More to the point, if you were suddenly unable to come to work one day, what affect would your absence have on your organization's messaging operations? Would other people be able to take over every aspect of your job? Are there any operational tricks, passwords, or other knowledge nuggets that only you know? If you're the pragmatic type, you might not worry about this; after all, if you're incapacitated or dead, your mail system's probably the least of your worries. But what if it happens to someone else in your organization? (which is another aspect of human risk perception: We think bad things are more likely to happen to others; just ask any teenager.)

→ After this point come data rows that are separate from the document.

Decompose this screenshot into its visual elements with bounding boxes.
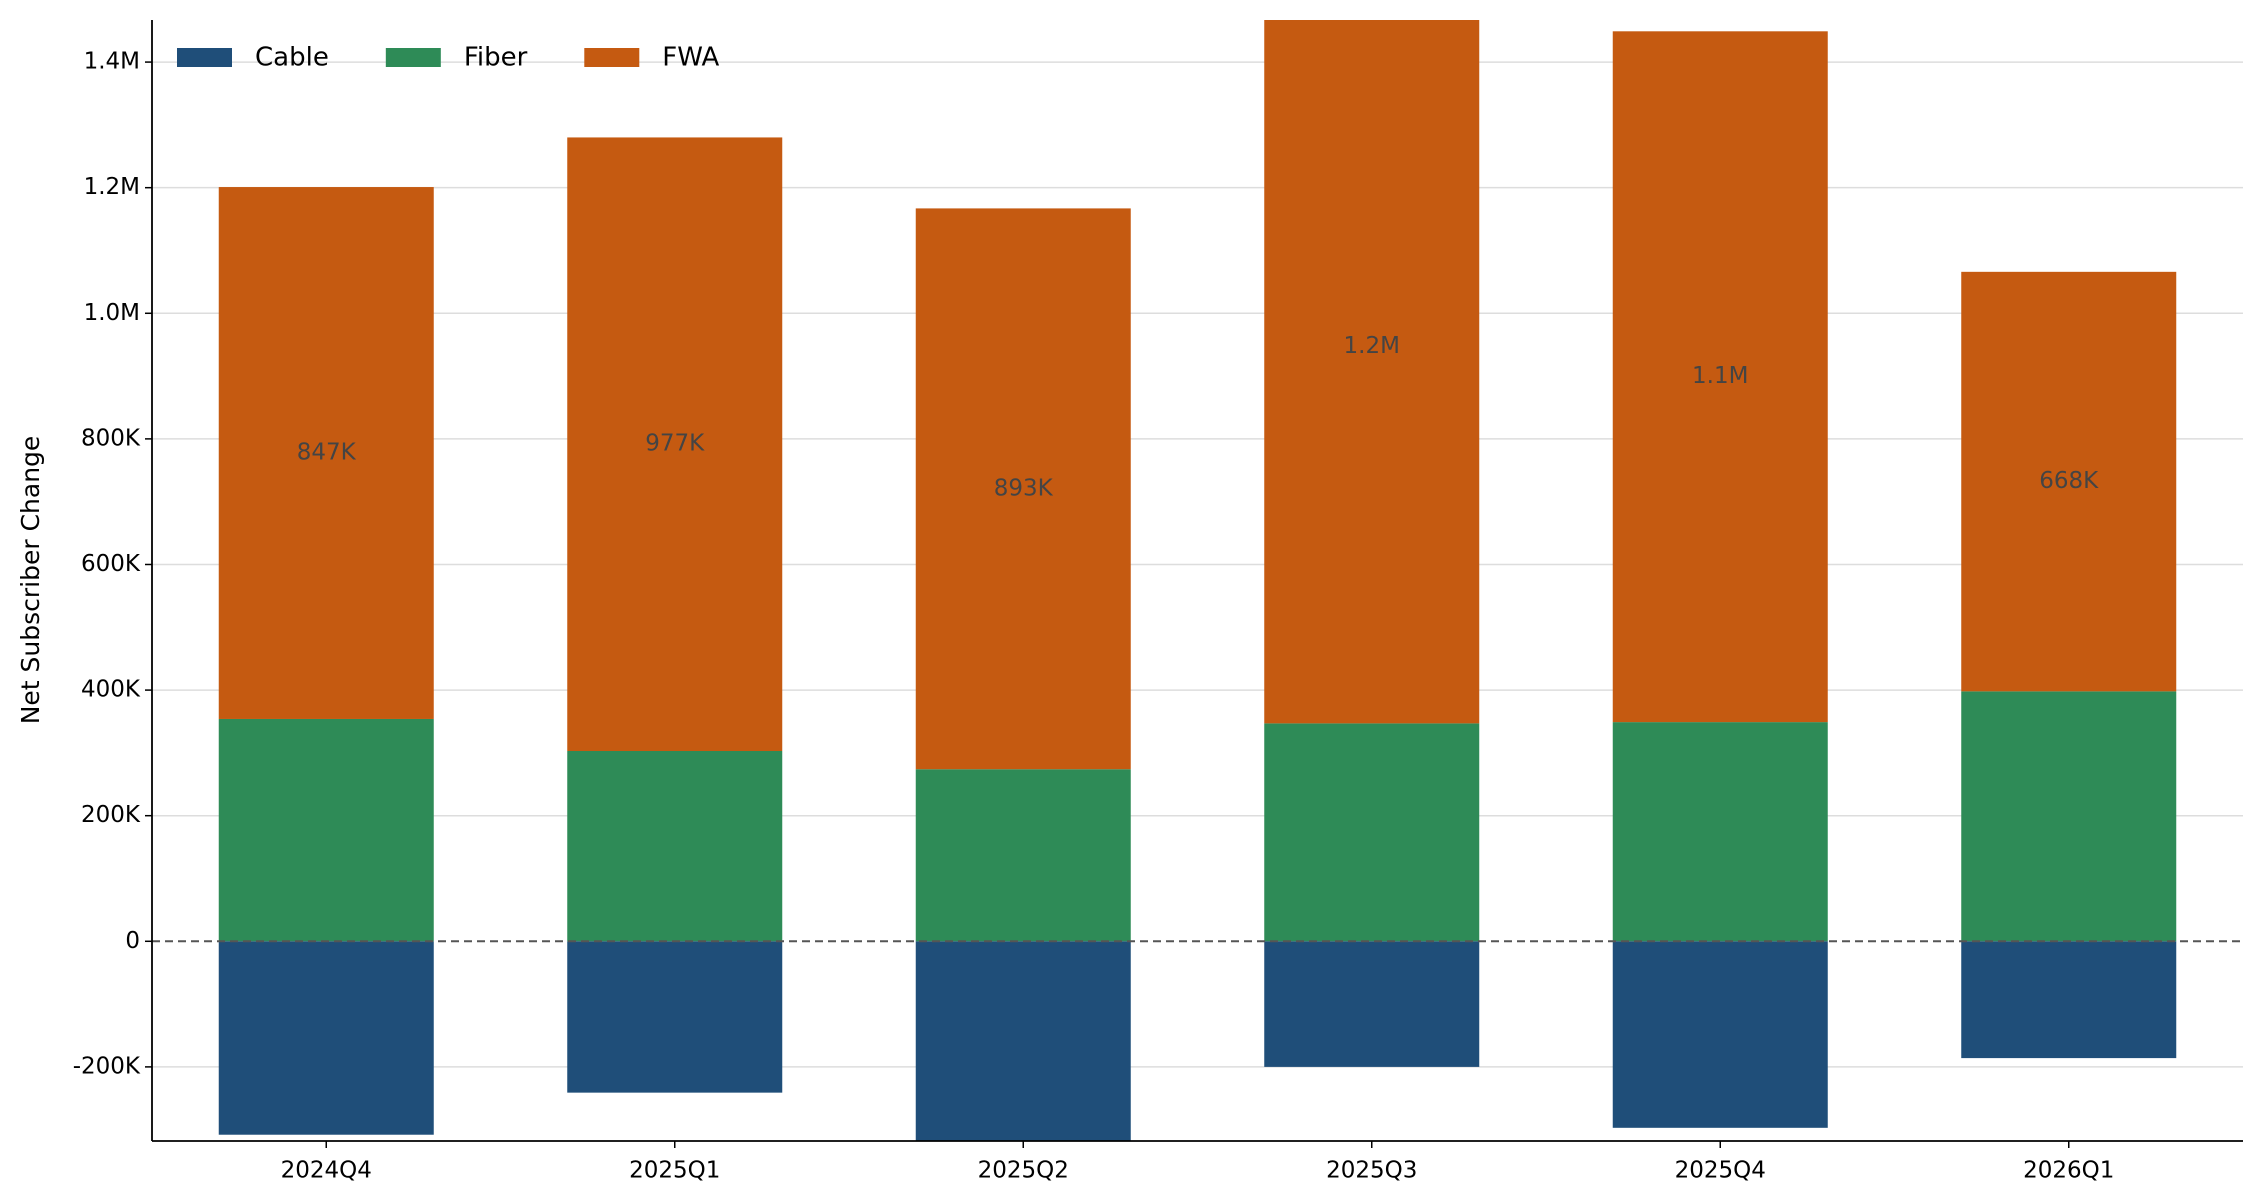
y-tick-label: 400K: [81, 677, 141, 703]
x-tick-label: 2026Q1: [2023, 1158, 2114, 1184]
x-tick-label: 2025Q1: [629, 1158, 720, 1184]
value-label: 893K: [994, 475, 1054, 501]
value-label: 847K: [297, 440, 357, 466]
legend-label: Cable: [255, 43, 329, 73]
bars: 847K 977K 893K 1.2M 1.1M 668K: [218, 20, 2177, 1141]
bar-segment: [1264, 941, 1480, 1067]
y-tick-label: -200K: [73, 1053, 141, 1079]
bar-segment: [1961, 271, 2177, 692]
legend-label: FWA: [662, 43, 719, 73]
x-tick-label: 2025Q3: [1326, 1158, 1417, 1184]
grid: [152, 61, 2243, 1068]
bar-segment: [915, 769, 1131, 942]
y-tick-label: 600K: [81, 551, 141, 577]
bar-segment: [1612, 722, 1828, 942]
x-tick-label: 2025Q2: [978, 1158, 1069, 1184]
y-tick-label: 1.4M: [84, 49, 140, 75]
value-label: 668K: [2039, 468, 2099, 494]
x-tick-label: 2024Q4: [281, 1158, 372, 1184]
y-tick-label: 0: [125, 928, 140, 954]
bar-segment: [218, 187, 434, 719]
bar-segment: [1612, 31, 1828, 723]
value-label: 1.2M: [1344, 333, 1400, 359]
bar-segment: [567, 941, 783, 1093]
legend-swatch: [177, 48, 232, 67]
bar-segment: [218, 941, 434, 1135]
value-label: 977K: [645, 431, 705, 457]
bar-segment: [1612, 941, 1828, 1128]
bar-segment: [1264, 723, 1480, 942]
legend-swatch: [385, 48, 441, 67]
y-axis-label: Net Subscriber Change: [16, 436, 45, 725]
overlay: -200K 0 200K 400K 600K 800K 1.0M 1.2M 1.4M 2024Q4…: [73, 20, 2243, 1184]
bar-segment: [567, 751, 783, 942]
bar-segment: [1264, 20, 1480, 724]
bar-segment: [1961, 941, 2177, 1059]
bar-segment: [218, 718, 434, 942]
bar-segment: [1961, 691, 2177, 942]
x-tick-label: 2025Q4: [1675, 1158, 1766, 1184]
y-tick-label: 1.2M: [84, 174, 140, 200]
legend-swatch: [584, 48, 640, 67]
y-tick-label: 1.0M: [84, 300, 140, 326]
bar-segment: [915, 941, 1131, 1141]
legend-label: Fiber: [464, 43, 528, 73]
y-tick-label: 200K: [81, 802, 141, 828]
bar-segment: [567, 137, 783, 752]
value-label: 1.1M: [1692, 363, 1748, 389]
y-tick-label: 800K: [81, 425, 141, 451]
bar-segment: [915, 208, 1131, 770]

A comprehensive risk-management strategy will account for the unexpected absence or loss of key personnel. That means that no skill or piece of knowledge (including passwords and other security-related information) should be unrecoverable. This doesn't mean that you can be careless with security information, merely that you need a way for authorized people to get what they need to continue business operations. In larger organizations, this information access usually isn't a problem because there are usually multiple people with administrative access to Active Directory (AD) and Exchange. However, in small companies, losing the only administrator can have a serious impact--one that you can take steps now to mitigate.

Why bring up such an unpleasant subject now? The start of a new year often brings the urge to change things that we perceive as suboptimal. Now is the time to consider how you can improve your organization's ability to work even if key players aren't available.

Wishing you a safe, happy, and prosperous 2006!